PEN Yazarlar Derneği'nin Ay Sallanıyor adlı deprem kitabında çok sayıda yazı, şiir, öykü yer alıyor. Dönemin PEN Yazarlar Derneği Başkanı Alpay Kabacalı, sunuş yazısında, "Doğanın acımasızlığı deyip katlanabilirdik belki…" diyor. "Ama tümüyle doğanın yol açtığı bir felaket değildi bu; beklenen bir felaketti. Gelmiş geçmiş iktidarlar, yerel yönetimler, sorumlu kurum ve kuruluşlar en küçük bir önlem bile almamışlardı. Olup bitenlerden sorumluydular. İnsan yaşamını hiçe sayan paragöz yapsatçılar, felaketin boyutlarını alabildiğine büyütmüşlerdi. Ve itiraf etmek gerekir, hepimiz sorumluyduk. (…) Buna karşılık, siyasetçilerin ve 'kamu görevlisi' sıfatını taşıyan doğrudan sorumluların deprem sonrasındaki utanç verici tutum ve davranışları karşısında kahrolmamak elde değildi…" (7)



Ay Sallanıyor'da, Prof. Dr. Gürsel Aytaç, "Büyük tabiat olaylarını Tanrı'nın gazabı saymak, insanlara yönelttiği bir uyarı, bir ceza olarak görmek, insanlık tarihi kadar eski bir eğilim," diyor. "Tarihte güneş tutulmasını bu türlü yorumlayıp savaşkes ilan edilişini bile biliriz.
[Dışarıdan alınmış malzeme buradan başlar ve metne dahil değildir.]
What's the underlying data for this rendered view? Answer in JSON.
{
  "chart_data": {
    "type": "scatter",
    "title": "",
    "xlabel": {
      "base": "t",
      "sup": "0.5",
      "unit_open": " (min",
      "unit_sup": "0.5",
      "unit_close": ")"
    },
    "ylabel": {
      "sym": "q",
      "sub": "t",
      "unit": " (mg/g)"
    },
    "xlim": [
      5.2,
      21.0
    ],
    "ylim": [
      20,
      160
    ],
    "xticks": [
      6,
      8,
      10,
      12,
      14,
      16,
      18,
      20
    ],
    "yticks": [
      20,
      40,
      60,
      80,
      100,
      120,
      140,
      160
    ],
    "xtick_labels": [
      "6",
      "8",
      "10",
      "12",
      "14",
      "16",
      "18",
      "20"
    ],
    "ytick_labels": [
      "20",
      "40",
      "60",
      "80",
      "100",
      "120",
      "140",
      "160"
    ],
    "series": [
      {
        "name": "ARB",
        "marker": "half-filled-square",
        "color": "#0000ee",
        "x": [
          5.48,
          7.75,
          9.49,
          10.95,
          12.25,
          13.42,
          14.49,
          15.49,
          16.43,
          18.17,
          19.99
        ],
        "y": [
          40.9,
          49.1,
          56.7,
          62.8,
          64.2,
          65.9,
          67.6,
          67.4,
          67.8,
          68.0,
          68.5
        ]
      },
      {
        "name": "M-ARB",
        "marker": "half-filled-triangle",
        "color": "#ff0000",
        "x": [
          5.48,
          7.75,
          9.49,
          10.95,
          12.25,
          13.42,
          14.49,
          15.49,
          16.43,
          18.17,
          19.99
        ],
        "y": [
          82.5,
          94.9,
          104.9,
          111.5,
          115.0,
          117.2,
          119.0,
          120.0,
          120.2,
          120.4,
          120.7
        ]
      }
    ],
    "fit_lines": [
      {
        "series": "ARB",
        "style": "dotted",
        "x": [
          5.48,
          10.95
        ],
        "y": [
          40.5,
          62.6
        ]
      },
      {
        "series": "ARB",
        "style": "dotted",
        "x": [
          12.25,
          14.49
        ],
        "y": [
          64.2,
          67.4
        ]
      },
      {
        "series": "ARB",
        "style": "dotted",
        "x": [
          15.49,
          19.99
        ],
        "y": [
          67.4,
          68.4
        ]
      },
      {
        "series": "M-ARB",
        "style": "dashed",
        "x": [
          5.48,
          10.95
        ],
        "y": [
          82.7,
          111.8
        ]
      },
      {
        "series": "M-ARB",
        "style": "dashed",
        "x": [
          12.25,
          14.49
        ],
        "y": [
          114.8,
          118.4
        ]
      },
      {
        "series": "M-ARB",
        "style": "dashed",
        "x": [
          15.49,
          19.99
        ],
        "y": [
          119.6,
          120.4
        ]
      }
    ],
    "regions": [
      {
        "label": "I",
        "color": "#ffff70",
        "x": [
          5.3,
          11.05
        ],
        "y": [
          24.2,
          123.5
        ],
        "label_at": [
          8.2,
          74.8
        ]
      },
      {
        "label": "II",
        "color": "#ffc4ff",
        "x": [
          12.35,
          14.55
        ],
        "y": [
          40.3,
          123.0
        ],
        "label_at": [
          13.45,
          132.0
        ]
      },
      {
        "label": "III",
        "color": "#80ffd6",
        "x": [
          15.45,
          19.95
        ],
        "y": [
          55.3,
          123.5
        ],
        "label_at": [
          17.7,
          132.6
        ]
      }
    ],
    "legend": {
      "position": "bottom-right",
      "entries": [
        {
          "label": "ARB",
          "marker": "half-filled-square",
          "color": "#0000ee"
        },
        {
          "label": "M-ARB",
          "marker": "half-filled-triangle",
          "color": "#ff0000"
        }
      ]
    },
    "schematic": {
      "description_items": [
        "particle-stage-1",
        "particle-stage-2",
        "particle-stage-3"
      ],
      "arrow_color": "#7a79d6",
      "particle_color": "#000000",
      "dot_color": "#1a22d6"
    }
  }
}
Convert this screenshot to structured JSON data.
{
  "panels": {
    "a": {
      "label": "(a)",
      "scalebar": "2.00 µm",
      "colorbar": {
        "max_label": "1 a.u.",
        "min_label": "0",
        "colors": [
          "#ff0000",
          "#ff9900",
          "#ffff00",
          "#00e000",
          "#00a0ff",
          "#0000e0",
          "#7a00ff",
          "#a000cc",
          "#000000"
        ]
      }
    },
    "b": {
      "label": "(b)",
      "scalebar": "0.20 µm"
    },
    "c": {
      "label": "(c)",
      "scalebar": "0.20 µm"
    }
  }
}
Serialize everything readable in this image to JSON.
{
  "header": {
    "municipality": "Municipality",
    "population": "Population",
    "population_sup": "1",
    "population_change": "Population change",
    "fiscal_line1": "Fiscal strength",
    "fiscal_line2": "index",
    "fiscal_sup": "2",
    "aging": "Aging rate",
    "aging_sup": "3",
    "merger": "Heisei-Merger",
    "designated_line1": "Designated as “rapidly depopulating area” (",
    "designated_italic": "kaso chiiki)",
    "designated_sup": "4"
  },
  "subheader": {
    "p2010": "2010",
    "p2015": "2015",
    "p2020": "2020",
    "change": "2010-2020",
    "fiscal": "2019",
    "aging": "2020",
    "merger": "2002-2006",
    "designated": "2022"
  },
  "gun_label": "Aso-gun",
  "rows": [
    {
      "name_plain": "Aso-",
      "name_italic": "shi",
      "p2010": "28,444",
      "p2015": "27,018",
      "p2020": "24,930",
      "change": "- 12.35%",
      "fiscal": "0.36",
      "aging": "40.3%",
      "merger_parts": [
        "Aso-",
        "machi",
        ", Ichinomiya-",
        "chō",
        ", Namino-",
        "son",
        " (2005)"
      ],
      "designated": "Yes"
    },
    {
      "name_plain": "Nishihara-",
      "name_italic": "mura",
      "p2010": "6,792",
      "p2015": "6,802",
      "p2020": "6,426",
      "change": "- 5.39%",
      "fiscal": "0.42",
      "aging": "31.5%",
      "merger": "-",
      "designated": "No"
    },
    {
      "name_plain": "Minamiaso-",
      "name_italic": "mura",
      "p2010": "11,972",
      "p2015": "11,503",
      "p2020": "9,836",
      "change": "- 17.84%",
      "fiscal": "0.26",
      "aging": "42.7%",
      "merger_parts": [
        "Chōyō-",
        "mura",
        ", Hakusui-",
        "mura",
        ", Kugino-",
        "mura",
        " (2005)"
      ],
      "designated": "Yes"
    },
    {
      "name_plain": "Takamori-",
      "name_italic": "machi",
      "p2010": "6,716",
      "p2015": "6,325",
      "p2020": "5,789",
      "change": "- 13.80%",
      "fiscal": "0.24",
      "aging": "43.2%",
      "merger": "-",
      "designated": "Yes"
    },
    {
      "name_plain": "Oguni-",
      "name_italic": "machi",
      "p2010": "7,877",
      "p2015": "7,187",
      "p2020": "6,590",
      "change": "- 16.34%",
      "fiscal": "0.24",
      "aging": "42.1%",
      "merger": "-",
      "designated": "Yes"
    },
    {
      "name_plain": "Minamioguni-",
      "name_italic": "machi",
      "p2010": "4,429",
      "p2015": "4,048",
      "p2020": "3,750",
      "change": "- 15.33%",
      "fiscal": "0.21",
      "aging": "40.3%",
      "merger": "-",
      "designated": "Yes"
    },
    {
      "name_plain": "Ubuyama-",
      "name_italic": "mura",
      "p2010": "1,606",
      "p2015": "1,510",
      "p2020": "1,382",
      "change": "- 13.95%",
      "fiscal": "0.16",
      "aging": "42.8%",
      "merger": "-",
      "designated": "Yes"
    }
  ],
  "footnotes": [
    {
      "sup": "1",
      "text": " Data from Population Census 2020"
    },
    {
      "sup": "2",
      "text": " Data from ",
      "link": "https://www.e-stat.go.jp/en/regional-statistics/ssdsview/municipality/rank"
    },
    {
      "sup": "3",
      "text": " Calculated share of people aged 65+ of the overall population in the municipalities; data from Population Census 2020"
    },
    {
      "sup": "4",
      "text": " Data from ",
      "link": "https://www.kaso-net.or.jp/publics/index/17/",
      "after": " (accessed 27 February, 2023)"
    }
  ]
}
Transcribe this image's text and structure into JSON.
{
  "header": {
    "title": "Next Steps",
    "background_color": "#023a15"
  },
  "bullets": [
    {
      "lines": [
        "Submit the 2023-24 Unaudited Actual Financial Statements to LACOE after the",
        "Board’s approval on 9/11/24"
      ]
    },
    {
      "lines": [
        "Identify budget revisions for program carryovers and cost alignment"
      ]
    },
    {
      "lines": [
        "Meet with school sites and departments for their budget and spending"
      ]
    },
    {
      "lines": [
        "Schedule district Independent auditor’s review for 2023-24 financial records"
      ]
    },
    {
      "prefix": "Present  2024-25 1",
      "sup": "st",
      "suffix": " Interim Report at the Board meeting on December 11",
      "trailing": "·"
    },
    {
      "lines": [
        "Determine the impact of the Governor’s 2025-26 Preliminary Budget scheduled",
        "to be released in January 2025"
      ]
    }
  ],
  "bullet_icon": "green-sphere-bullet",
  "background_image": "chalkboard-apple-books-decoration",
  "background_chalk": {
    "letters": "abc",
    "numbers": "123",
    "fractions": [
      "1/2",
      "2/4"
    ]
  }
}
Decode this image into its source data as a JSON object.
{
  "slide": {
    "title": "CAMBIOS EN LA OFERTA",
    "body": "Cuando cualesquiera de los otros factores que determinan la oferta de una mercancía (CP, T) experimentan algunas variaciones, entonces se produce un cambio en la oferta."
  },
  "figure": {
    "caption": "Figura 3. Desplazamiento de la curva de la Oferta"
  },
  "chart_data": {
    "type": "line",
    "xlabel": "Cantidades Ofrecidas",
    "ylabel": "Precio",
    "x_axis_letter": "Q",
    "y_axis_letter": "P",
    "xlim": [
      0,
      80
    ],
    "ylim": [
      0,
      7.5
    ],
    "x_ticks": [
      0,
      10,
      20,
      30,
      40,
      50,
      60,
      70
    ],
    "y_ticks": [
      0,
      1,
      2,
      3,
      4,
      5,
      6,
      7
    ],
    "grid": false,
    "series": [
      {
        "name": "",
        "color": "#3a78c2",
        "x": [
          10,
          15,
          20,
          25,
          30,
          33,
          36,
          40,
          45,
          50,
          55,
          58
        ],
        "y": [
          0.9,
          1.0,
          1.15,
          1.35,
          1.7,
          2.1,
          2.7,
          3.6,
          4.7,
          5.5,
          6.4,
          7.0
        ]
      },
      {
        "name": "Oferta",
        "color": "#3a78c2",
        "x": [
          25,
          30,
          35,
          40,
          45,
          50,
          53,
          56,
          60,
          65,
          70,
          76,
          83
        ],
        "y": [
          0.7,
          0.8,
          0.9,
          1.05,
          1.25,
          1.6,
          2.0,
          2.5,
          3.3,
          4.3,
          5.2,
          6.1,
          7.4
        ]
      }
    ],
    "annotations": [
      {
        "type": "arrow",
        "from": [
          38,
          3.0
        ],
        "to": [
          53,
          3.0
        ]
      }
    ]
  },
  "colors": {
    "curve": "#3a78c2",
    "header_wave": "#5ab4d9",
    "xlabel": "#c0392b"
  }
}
Körfez depreminin bu türlü algılanışını, hem maneviyatçı yazarlar, hem de fizik töresine yatkın mizaçlı kişiler günlük sohbetlerinde gösteriyor. Rasyonalist, aydınlanmacı görüşlerin yazılarında ve konuşmalarında ise eleştiri boyutu egemen. Onlar depreme dayanıksız bina inşaatçılarını, denetim görevini gerçekleştiremeyen yetkilileri, bütün bu olanların suçlusu ve çıkarcılığı, rüşveti ve devlet mekanizmasındaki kofluğu kıyasıya eleştiriyorlar…" (8)

Aytaç’ın “güneş tutulması”ndan yola çıkarak “deprem için” dikkat çektiği olguyu dün de, bugün de yaşıyoruz: “Türkiye, depremi sık yaşayan bir ülke olmasına karşın depremin gerçek nedeni konusunda, halkın son yıllara değin bilimsel bir bilgiye sahip olduğunu söylemek güçtür. Dünyanın Sarı Öküz'ün boynuzunda taşındığı ve onun silkinmesi ile deprem oluştuğu efsanesinin belki de ‘70’li yıllara değin, toplumda kabul gördüğü ileri sürülebilir. Eğer Türkiye'de depremin gerçek nedeni biliniyor olsaydı, Depremle ilgili ilk yönergenin yayınlanması 1969 yılına kalmazdı. Kentlerdeki yapılaşmaya müdahalede bu kadar gecikilmezdi (9). Reşat Nuri, yüz yıl önce halkın inandığı deprem nedenini şöyle dile getirmektedir: “Ahlâk bozuldu, kadınlar açıldı mekteplerde ilahi yerine marş okutuluyor Allah bu zelzele afetiyle şehri cezalandırıyor”(10). Yani bu görüşe göre deprem, Allah'ın insanları, özellikle ahlaksız insanları cezalandırmasının bir yoludur. Zina, fuhuş artarsa Allah, kullarını uyarmak için onların başına afet yollar. “Cenâb-ı Allah zor bir sınavdan geçiriyor hepimizi, değil mi?” (11).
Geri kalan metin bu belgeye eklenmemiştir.